As in any holographic medium, data are stored throughout the volume of the recording layer of the 3-D disk. The head has a detector array for reading out an entire page of data and a beam deflector for angle multiplexing. A spatial-light modulator, which imprints the page of data onto the signal beam (such as the LCD screen used in current demonstrations), could also be incorporated into the head. Even though a 3-D disk stores information in three dimensions, the number of bits that could theoretically be stored per square micron of disk surface can be computed for the purpose of comparing this areal density to that of a conventional CD. Such a comparison is reasonable because a 3-D disk can be as thin as a CD. It turns out that for thicknesses less than two millimeters, the areal density of the holographic disk is approximately proportional to the thickness of the recording medium. We can increase the surface density, moreover, by simply increasing the thickness of the holographic layer. Density of 100 bits per square micron would be possible with a material

one millimeter thick. Such a 3-D disk would be nearly identical in size and weight to a conventional CD, but it would store 100 times more information.

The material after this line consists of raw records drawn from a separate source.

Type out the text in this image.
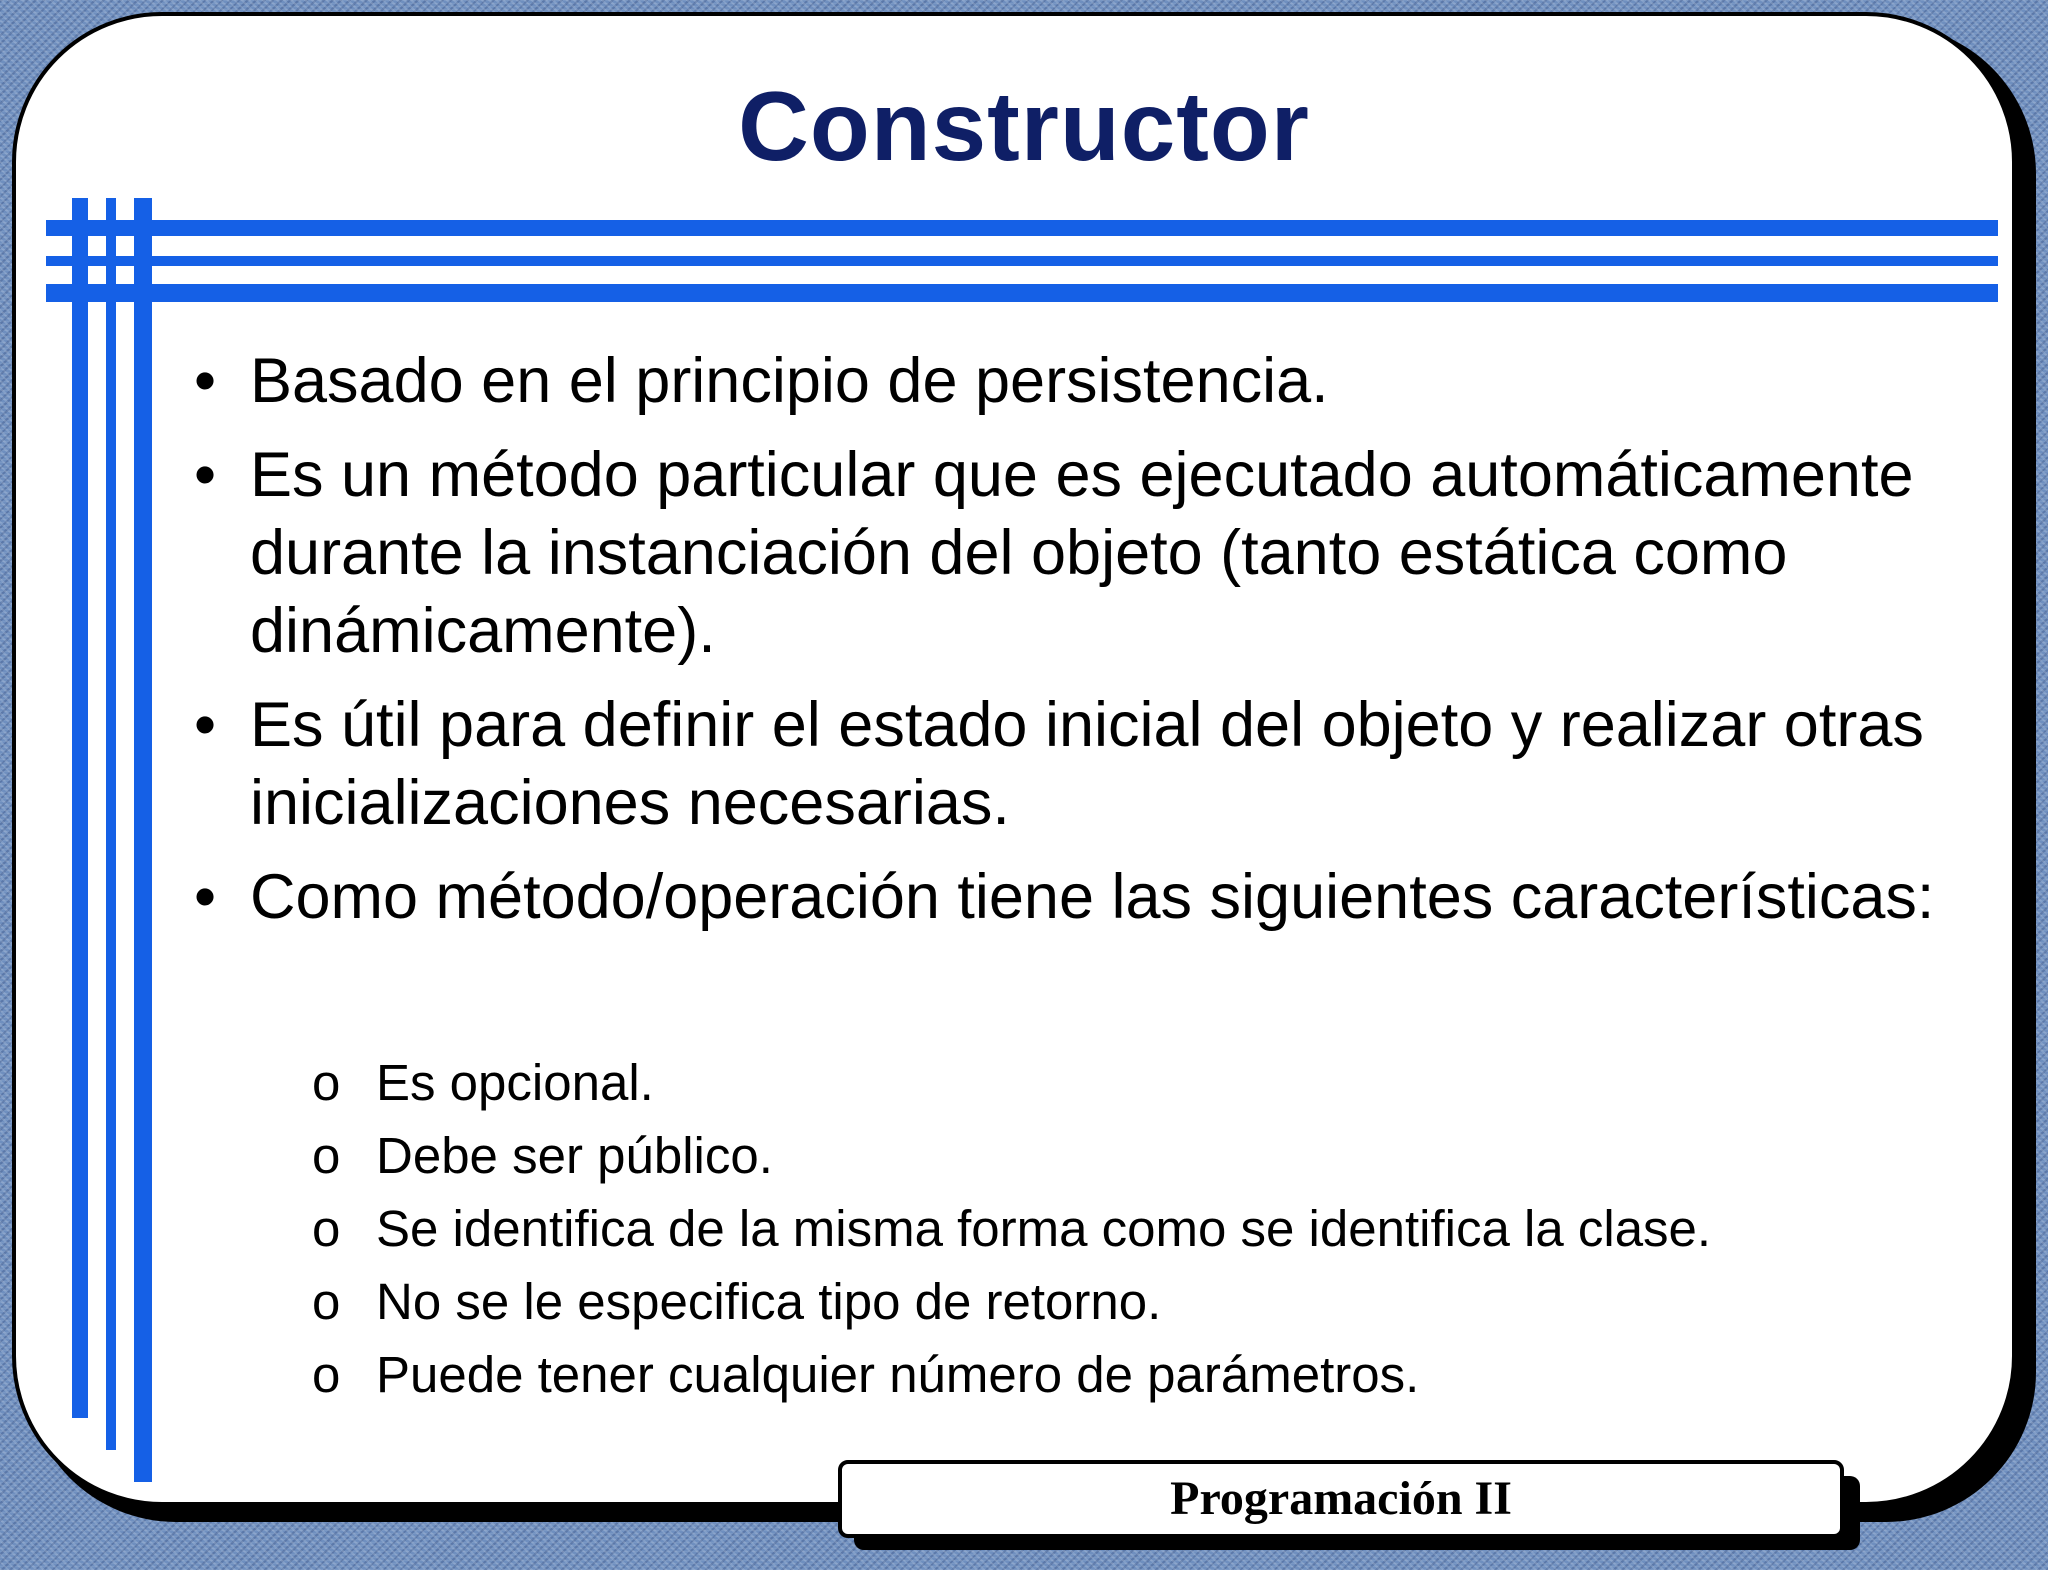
Constructor
• Basado en el principio de persistencia.
• Es un método particular que es ejecutado automáticamente durante la instanciación del objeto (tanto estática como dinámicamente).
• Es útil para definir el estado inicial del objeto y realizar otras inicializaciones necesarias.
• Como método/operación tiene las siguientes características:
o Es opcional.
o Debe ser público.
o Se identifica de la misma forma como se identifica la clase.
o No se le especifica tipo de retorno.
o Puede tener cualquier número de parámetros.
Programación II
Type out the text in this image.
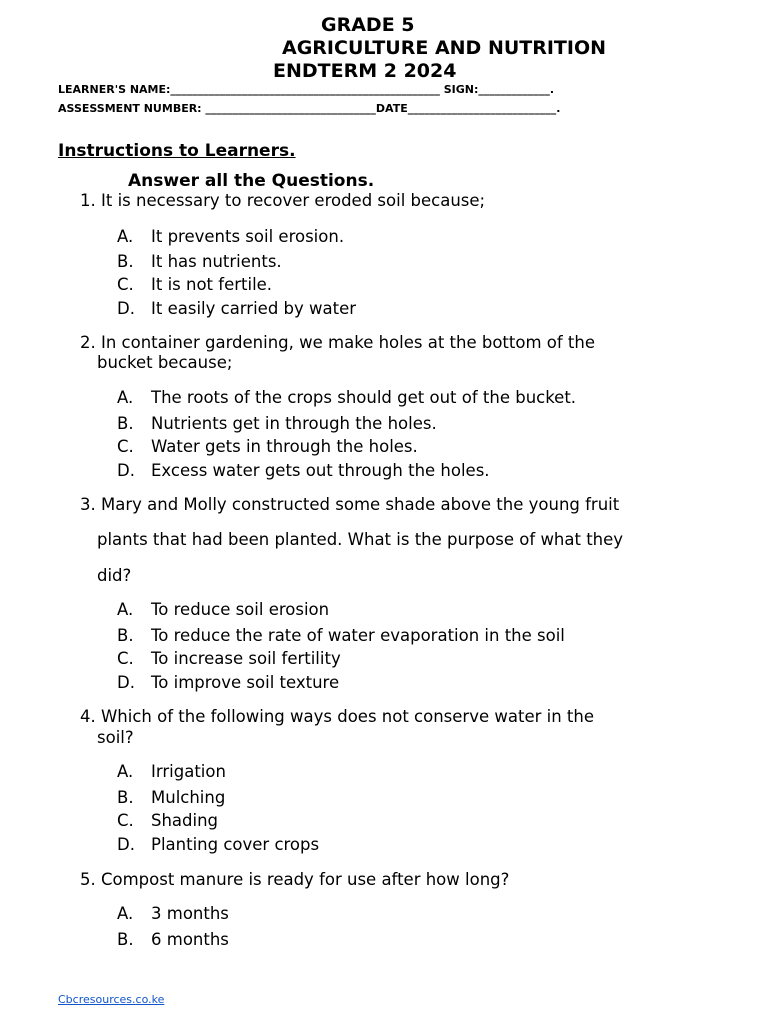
GRADE 5
AGRICULTURE AND NUTRITION
ENDTERM 2 2024
LEARNER'S NAME:_________________________________________________ SIGN:_____________.
ASSESSMENT NUMBER: _______________________________DATE___________________________.
Instructions to Learners.
Answer all the Questions.
1. It is necessary to recover eroded soil because;
A. It prevents soil erosion.
B. It has nutrients.
C. It is not fertile.
D. It easily carried by water
2. In container gardening, we make holes at the bottom of the
bucket because;
A. The roots of the crops should get out of the bucket.
B. Nutrients get in through the holes.
C. Water gets in through the holes.
D. Excess water gets out through the holes.
3. Mary and Molly constructed some shade above the young fruit
plants that had been planted. What is the purpose of what they
did?
A. To reduce soil erosion
B. To reduce the rate of water evaporation in the soil
C. To increase soil fertility
D. To improve soil texture
4. Which of the following ways does not conserve water in the
soil?
A. Irrigation
B. Mulching
C. Shading
D. Planting cover crops
5. Compost manure is ready for use after how long?
A. 3 months
B. 6 months
Cbcresources.co.ke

Among the companies pursuing this basic technology is Holoplex, a small start-up that was co-founded in Pasadena, Calif. The company has built a high speed memory system capable of storing up to 1,000 fingerprints, for use as a kind of selective lock to restrict access to buildings or rooms. Although the capacity of this system is approximately half that of a CD, its entire contents can be read out within one second. Holoplex is now working on another product that would be capable of storing up to a trillion bits, or almost 200 times what can be put on a CD.

Researchers are confident that technologies will be developed in the next two or three years to meet these challenges. With such technologies on the market, you will be able to purchase the first holographic memory players by the time "Star Wars: Episode II" is released on home 3-D discs. This DVD-like disc would have a capacity 27 times greater than the 4.7-GB DVDs available today, and the playing device would have data rates 25 times faster than today's fastest DVD players.